EUNAVFOR-ATALANTE-EPE

16,4

Liban

FINUL-DAMAN

53,9

Afghanistan

PAMIR-HERACLES MER-EPIDOTE

17,6

Kosovo

TRIDENT

1,7

Levant

CHAMMAL

256,2

Autres

18,8

Total

1 007,7

Source : réponse au questionnaire budgétaire

L'article 4 précité prévoit qu'« en gestion, les surcoûts nets, hors titre 5 et nets des remboursements des organisations internationales, non couverts par cette dotation qui viendraient à être constatés sur le périmètre des opérations extérieures font l'objet d'un financement interministériel ». Concrètement, le ministère de la défense bénéficie d'ouvertures de crédits via un décret d'avance pris en fin d'année . Une telle situation est contraire au principe de sincérité posé par l'article 32 de la loi organique relative aux lois de finances du 1 er août 2001.

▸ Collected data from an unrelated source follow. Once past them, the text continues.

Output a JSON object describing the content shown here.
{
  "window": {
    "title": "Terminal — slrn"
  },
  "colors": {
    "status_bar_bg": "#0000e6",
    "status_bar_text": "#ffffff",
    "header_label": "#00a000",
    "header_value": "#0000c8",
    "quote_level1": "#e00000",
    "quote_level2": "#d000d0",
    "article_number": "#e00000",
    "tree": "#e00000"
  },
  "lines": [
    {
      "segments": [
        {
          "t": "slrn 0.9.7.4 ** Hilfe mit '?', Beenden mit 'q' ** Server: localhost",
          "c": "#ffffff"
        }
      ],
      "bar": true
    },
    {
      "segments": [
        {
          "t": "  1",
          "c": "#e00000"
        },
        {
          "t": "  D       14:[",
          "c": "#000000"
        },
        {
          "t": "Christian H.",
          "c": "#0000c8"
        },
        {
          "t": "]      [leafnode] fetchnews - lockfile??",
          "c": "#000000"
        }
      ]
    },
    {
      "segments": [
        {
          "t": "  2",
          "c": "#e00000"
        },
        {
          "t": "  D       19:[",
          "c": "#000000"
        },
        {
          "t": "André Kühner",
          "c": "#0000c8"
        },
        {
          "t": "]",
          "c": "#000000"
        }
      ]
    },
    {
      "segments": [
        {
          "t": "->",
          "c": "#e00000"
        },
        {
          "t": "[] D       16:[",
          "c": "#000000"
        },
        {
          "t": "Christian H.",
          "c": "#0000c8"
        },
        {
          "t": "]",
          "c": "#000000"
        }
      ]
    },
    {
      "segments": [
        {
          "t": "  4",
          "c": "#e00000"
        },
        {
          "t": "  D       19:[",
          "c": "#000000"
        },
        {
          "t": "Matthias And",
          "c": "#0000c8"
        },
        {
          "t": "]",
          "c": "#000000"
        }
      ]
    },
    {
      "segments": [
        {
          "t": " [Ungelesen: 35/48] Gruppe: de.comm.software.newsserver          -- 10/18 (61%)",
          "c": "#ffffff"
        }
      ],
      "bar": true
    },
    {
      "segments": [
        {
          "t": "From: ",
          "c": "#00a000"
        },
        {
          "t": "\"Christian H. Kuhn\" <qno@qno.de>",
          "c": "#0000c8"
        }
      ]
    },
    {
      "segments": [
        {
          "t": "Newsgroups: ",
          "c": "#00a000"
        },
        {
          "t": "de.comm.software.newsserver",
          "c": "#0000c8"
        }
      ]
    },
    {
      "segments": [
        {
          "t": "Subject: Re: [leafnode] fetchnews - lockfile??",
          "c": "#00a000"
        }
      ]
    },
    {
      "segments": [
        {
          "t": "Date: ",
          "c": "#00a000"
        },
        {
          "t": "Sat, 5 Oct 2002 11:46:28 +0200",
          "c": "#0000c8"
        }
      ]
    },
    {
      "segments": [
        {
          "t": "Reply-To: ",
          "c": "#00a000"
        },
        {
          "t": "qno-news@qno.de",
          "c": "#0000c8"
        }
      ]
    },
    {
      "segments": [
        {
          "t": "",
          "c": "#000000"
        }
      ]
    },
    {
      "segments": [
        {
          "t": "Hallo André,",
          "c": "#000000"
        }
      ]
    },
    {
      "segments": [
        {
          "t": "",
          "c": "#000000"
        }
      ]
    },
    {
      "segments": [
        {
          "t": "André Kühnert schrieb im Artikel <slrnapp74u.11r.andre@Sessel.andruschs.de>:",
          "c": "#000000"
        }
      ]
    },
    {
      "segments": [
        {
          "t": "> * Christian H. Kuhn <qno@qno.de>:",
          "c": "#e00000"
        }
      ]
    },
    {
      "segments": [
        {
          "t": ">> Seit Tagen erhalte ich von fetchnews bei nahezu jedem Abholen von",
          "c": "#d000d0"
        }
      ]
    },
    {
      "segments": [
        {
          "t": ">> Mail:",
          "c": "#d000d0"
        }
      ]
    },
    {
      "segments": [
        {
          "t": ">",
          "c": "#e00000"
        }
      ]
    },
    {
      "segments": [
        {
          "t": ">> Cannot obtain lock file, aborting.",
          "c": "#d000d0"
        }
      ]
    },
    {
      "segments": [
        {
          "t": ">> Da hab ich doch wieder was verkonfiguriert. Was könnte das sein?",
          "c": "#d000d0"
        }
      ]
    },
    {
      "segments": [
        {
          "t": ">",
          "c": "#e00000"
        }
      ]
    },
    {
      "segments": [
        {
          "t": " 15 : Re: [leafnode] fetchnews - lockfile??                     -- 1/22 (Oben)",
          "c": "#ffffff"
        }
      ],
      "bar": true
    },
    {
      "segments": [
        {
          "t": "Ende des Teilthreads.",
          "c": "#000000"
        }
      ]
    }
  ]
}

À la suite du contrôle qu'il a effectué au cours de l'année 2016 sur ce sujet, votre rapporteur spécial a formulé différentes recommandations visant, notamment, à améliorer la sincérité de la provision inscrite chaque année au titre du « surcoût OPEX ».

Il estimait en particulier nécessaire que soit inscrite une provision plus juste calculée à partir des dépenses constatées au cours des cinq dernières années .

En effet, au-delà de la question de droit budgétaire, l'insincérité du montant inscrit en loi de finances au titre de la provision OPEX fait peser un risque sur les capacités opérationnelles de nos armées.

Si les annulations de crédits intervenant en fin d'année, majoritairement supportées par le programme 146 « Équipement des forces », se sont jusqu'à présent traduites par des retards de paiement des fournisseurs du ministère de la défense, situation déjà contestable en soi, il est à craindre que des annulations plus importantes qu'envisagées pourraient donner lieu à des reports ou à des redimensionnements de programmes d'équipement, créant ainsi un effet de ciseau dangereux avec, d'un côté, des matériels subissant une usure accélérée et, de l'autre, de nouveaux équipements livrés avec délais ou dans des volumes insuffisants.


* 14 Audition du mercredi 2 novembre 2016.